Für Betriebsräte ist es wichtig, die Praktikant:innen im Blick zu behalten. Es liegt im Interesse des Betriebsrats, dass Praktikant:innen rechtmäßig bezahlt werden, da dies den Druck auf die Löhne in der Belegschaft verringert. Wie erwähnt, gibt es zwar in manchen Branchen Regelungen für Praktika in Kollektiv­verträgen, aber nicht überall. Wo solche Regelungen fehlen, entsteht Unsicherheit. Was in den Kollektiv­verträgen nicht festgelegt ist, muss auf Betriebs­ebene geklärt werden.
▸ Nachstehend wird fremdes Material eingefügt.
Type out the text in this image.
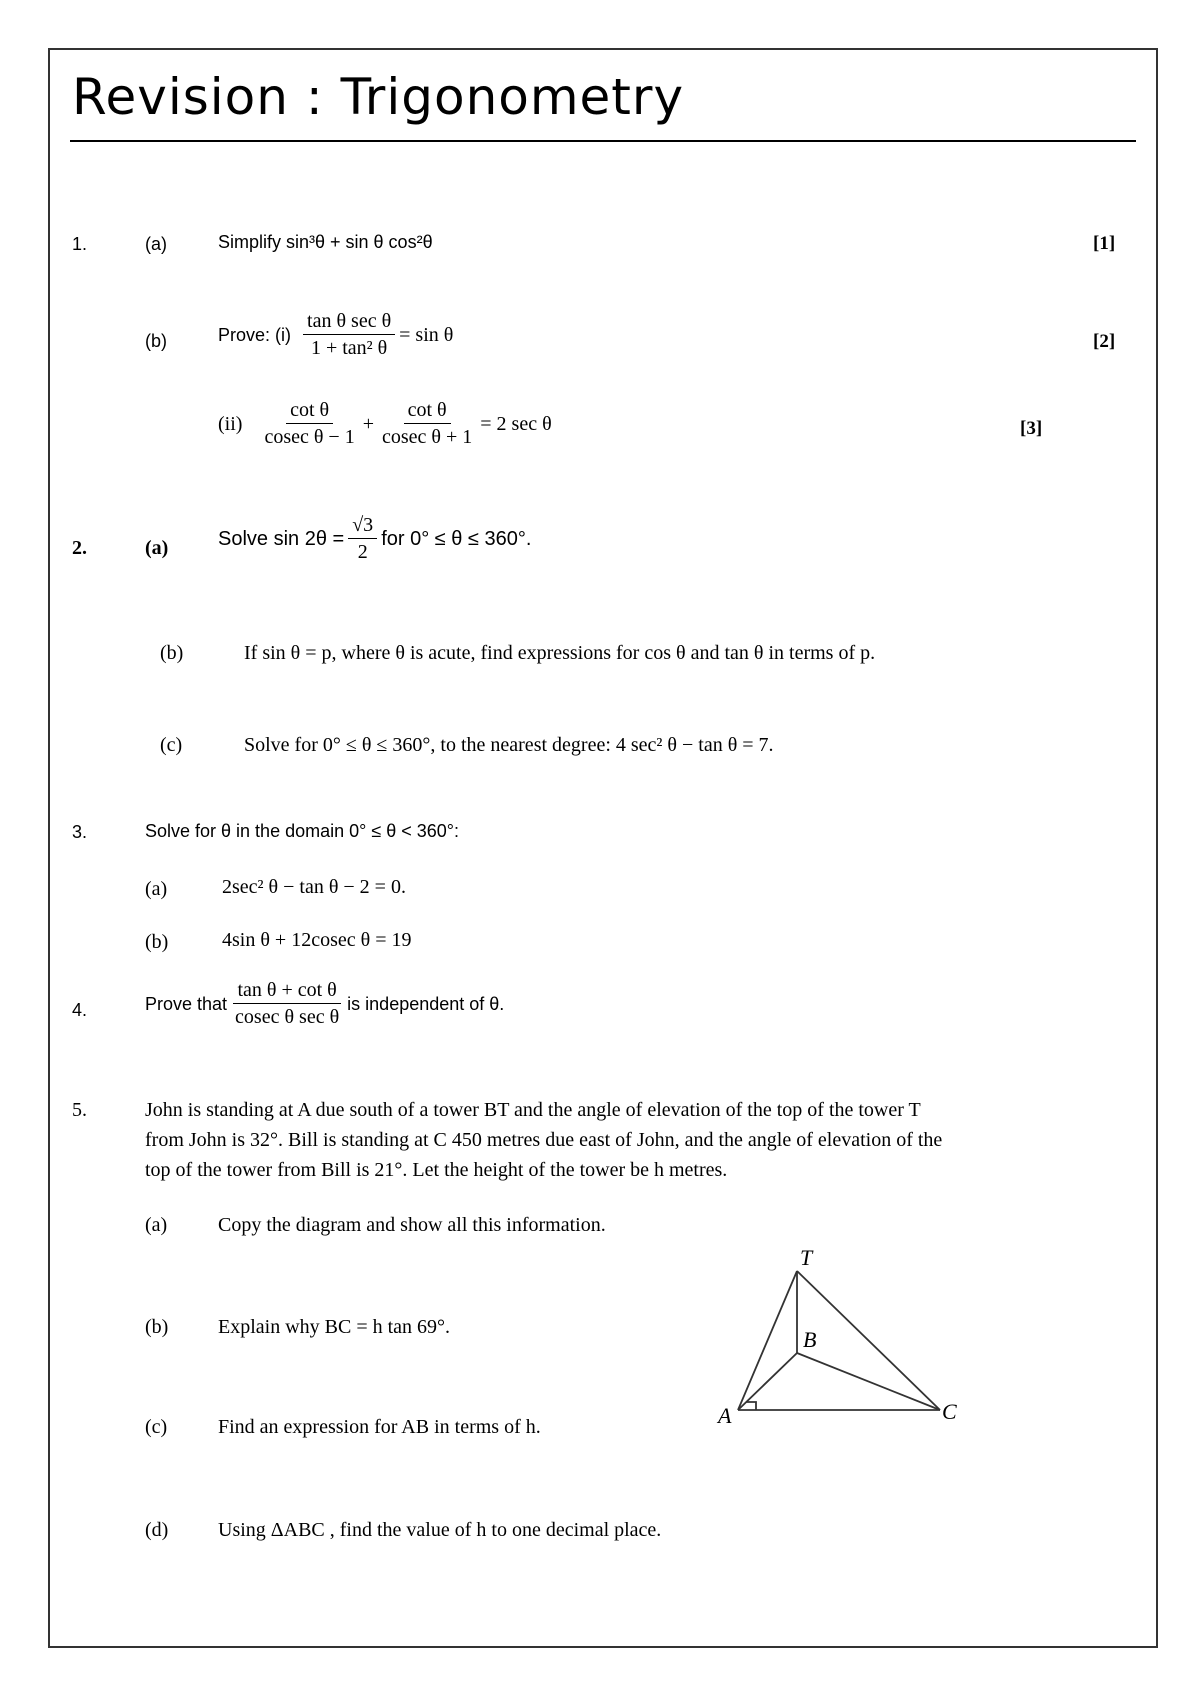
Revision : Trigonometry
1.	(a)	Simplify sin³θ + sin θ cos²θ	[1]
(b)	Prove: $(i) \frac{\text{tan θ sec θ}}{\text{1 + tan² θ}} = \sin \theta$	[2]
$(ii) \frac{\text{cot θ}}{\text{cosec θ − 1}} + \frac{\text{cot θ}}{\text{cosec θ + 1}} = 2$ sec θ	[3]
2.	(a) Solve $\sin 2\theta = \frac{√3}{2}$ for 0° ≤ θ ≤ 360°.
(b)	If sin θ = p, where θ is acute, find expressions for cos θ and tan θ in terms of p.
(c)	Solve for 0° ≤ θ ≤ 360°, to the nearest degree: 4 sec² θ − tan θ = 7.
3.	Solve for θ in the domain 0° ≤ θ < 360°:
(a)	2sec² θ − tan θ − 2 = 0.
(b)	4sin θ + 12cosec θ = 19
4.	Prove that $\frac{\text{tan θ + cot θ}}{\text{cosec θ sec θ}}$ is independent of θ.
5.	John is standing at A due south of a tower BT and the angle of elevation of the top of the tower T
from John is 32°. Bill is standing at C 450 metres due east of John, and the angle of elevation of the
top of the tower from Bill is 21°. Let the height of the tower be h metres.
(a)	Copy the diagram and show all this information.
(b) Explain why BC = h tan 69°.
(c)	Find an expression for AB in terms of h.
(d) Using ΔABC , find the value of h to one decimal place.
T
B
A	C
Prinzipiell gilt: Praktikant:innen, die an Arbeits­zeiten gebunden sind und selbst­ständig Aufgaben abarbeiten, befinden sich in einem Arbeitsverhältnis, das jedenfalls zu bezahlen ist. Ein Vergleich mit den Tätigkeiten der Lehrlinge im Betrieb kann bei der Bewertung der ange­messenen Entlohnung helfen. „Es kann keine Lösung sein, dass gesell­schaftliche Probleme auf dem Rücken von Berufs­einsteiger:innen verhandelt werden. Wenn der Gesundheits- und Sozialbereich Fachkräfte braucht, müssen wir für ordentliche Arbeits­bedingungen und entsprechende Finanzierung sorgen“, so Ginner.

gut zu wissen

Praktika in Österreich

  • Ferialpraktika: Finden in den schulfreien Sommermonaten statt. Dabei handelt es sich um reguläre Arbeitsverhältnisse, bei denen Arbeitsleistung gegen Entgelt erbracht wird. 

  • Pflichtpraktika: Sind verpflichtend und werden zur Ergänzung von Ausbildungen gemäß Lehrplänen absolviert. Auch hier liegt ein vollwertiges Arbeitsverhältnis vor, trotz des Ausbildungszwecks. 

  •  Volontariate: Praktika ohne tatsächliche Arbeitsleistung, bei denen ausschließlich Ausbildung erfolgt, und die im Zweifel nicht zu entlohnen sind.